The global population has dramatically increased, compared with 200 years ago. There are now nearly 7 billion people on the planet
Global consumption of water-intensive products like meat is rising and there is increasing competition for water from industry, urbanisation and biofuel crops. Currently, it is estimated that over 70% of global fresh-water withdrawals are used for agriculture and the provision of food
Following current trends, humanity will need 40% more fresh water over the next twenty years
- Unlike fossil fuels, water has no substitutes or alternatives
Water stress - water resources that are no longer sufficient for the global population’s needs.
- At the same time the total amount of available freshwater supply is decreasing because of climate change, which has caused receding glaciers, reduced stream and river flow, and shrinking lakes. Many aquifers have been over-pumped and are not recharging quickly. Much of the remaining freshwater supply has also become polluted, salted, unsuitable or otherwise unavailable for drinking, industry and agriculture.
A potential global water crisis
Economic development combined with population growth means that we are consuming more water today than ever before. Global population growth is set to rise from 6.7 billion today to over 9 billion in 2050. This expansion in population will place a higher demand on resources available, particularly for agriculture and the provision of food. The UN World Water Development Report estimated that over 70% of global fresh-water withdrawals are used for this purpose.
A further complication is that freshwater is not distributed evenly across the globe – the Food and Agriculture Organisation of the United Nations (FAO) reports that nine countries account for 60% of global freshwater - while within countries there are often significant variations in regional rainfall levels.
More than one-sixth of the world’s population live in glacier or snowmelt-fed river basins and will be affected by the seasonal shift in stream flow, an increase in the ratio of winter to annual flows, and possibly the reduction in low flows caused by decreased glacier extent or snow water storage.
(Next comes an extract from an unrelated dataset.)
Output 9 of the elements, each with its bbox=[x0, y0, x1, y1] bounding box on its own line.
At the same time, sea-level rises attributable to climate change will extend areas of salinisation of groundwater and estuaries, resulting in a decrease in freshwater availability for people and ecosystems in coastal areas.
Water stress already creates devastating consequences for the approximately 1.1 billion people worldwide that do not have access to clean drinking water. As reported by The Water Project, in developing countries, about 80% of illnesses are linked to poor water and sanitation conditions. NGOs have argued for some time that there will be mass migration away from areas of severe water scarcity, across Africa and Asia.
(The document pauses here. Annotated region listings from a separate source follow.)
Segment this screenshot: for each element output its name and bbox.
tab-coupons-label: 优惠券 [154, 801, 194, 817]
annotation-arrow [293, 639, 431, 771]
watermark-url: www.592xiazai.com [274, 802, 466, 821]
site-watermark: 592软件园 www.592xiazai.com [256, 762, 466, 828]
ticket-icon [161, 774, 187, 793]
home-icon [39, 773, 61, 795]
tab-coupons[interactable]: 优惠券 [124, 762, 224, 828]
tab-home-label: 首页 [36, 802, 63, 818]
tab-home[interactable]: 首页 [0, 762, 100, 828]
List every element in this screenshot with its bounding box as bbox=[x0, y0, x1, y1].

Understanding the Water Footprint
The phrase “carbon footprint” has entered common parlance in European markets, even among non-green audiences. However, for most people and even many businesses, the concept of ‘water footprint’ is still unheard of.
As explained by Arjen Hoekstra in The Environmentalist, the water footprint of a business is measured in two parts: the company’s operations and its supply chain. The first measurement looks at the direct freshwater use - the amount of freshwater used within the business itself and as part of its day-to-day operations. The supply chain water footprint refers to the indirect freshwater use - the water used by suppliers to produce all the goods and services that form the input of the business.
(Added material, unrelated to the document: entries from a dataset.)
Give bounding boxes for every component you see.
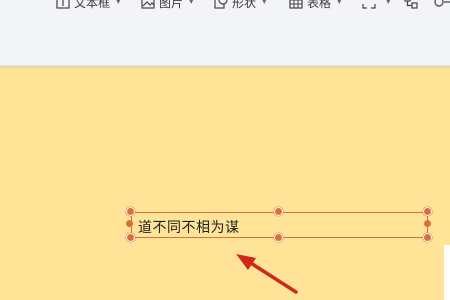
more-icon xyxy=(434,0,450,9)
resize-handle-top-middle[interactable] xyxy=(274,207,283,216)
resize-handle-middle-right[interactable] xyxy=(424,220,431,227)
more-button[interactable] xyxy=(434,0,450,10)
resize-handle-bottom-middle[interactable] xyxy=(274,233,283,242)
resize-handle-bottom-left[interactable] xyxy=(126,233,135,242)
fullscreen-icon xyxy=(362,0,376,9)
resize-handle-bottom-right[interactable] xyxy=(423,233,432,242)
textbox-text[interactable]: 道不同不相为谋 xyxy=(138,217,240,237)
chevron-down-icon: ▾ xyxy=(189,0,194,7)
insert-shape-button[interactable]: 形状 ▾ xyxy=(214,0,267,10)
chevron-down-icon: ▾ xyxy=(116,0,121,7)
insert-image-button[interactable]: 图片 ▾ xyxy=(141,0,194,10)
flowchart-icon xyxy=(404,0,418,9)
flowchart-button[interactable] xyxy=(404,0,418,10)
resize-handle-top-left[interactable] xyxy=(126,207,135,216)
annotation-arrow-icon xyxy=(236,254,298,294)
image-label: 图片 xyxy=(159,0,184,10)
toolbar: 文本框 ▾ 图片 ▾ 形状 ▾ 表格 ▾ ▾ xyxy=(0,0,450,66)
insert-table-button[interactable]: 表格 ▾ xyxy=(289,0,342,10)
text-box-icon xyxy=(56,0,70,9)
textbox-label: 文本框 xyxy=(74,0,111,10)
shape-icon xyxy=(214,0,228,9)
chevron-down-icon: ▾ xyxy=(262,0,267,7)
image-icon xyxy=(141,0,155,9)
shape-label: 形状 xyxy=(232,0,257,10)
chevron-down-icon: ▾ xyxy=(337,0,342,7)
resize-handle-top-right[interactable] xyxy=(423,207,432,216)
insert-textbox-button[interactable]: 文本框 ▾ xyxy=(56,0,121,10)
table-icon xyxy=(289,0,303,9)
side-panel-edge xyxy=(444,245,450,300)
chevron-down-icon: ▾ xyxy=(386,0,391,7)
slide-canvas[interactable] xyxy=(0,70,450,300)
table-label: 表格 xyxy=(307,0,332,10)
fullscreen-button[interactable]: ▾ xyxy=(362,0,391,10)
resize-handle-middle-left[interactable] xyxy=(126,220,133,227)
Generally, a water footprint carries three components: blue, green and grey. The blue water footprint is the volume of freshwater evaporated from the global blue water resources (surface and ground water). The green water footprint is the volume of water evaporated from the global green water resources (rainwater stored in the soil). The grey water footprint is the volume of polluted water associated with the production of goods and services.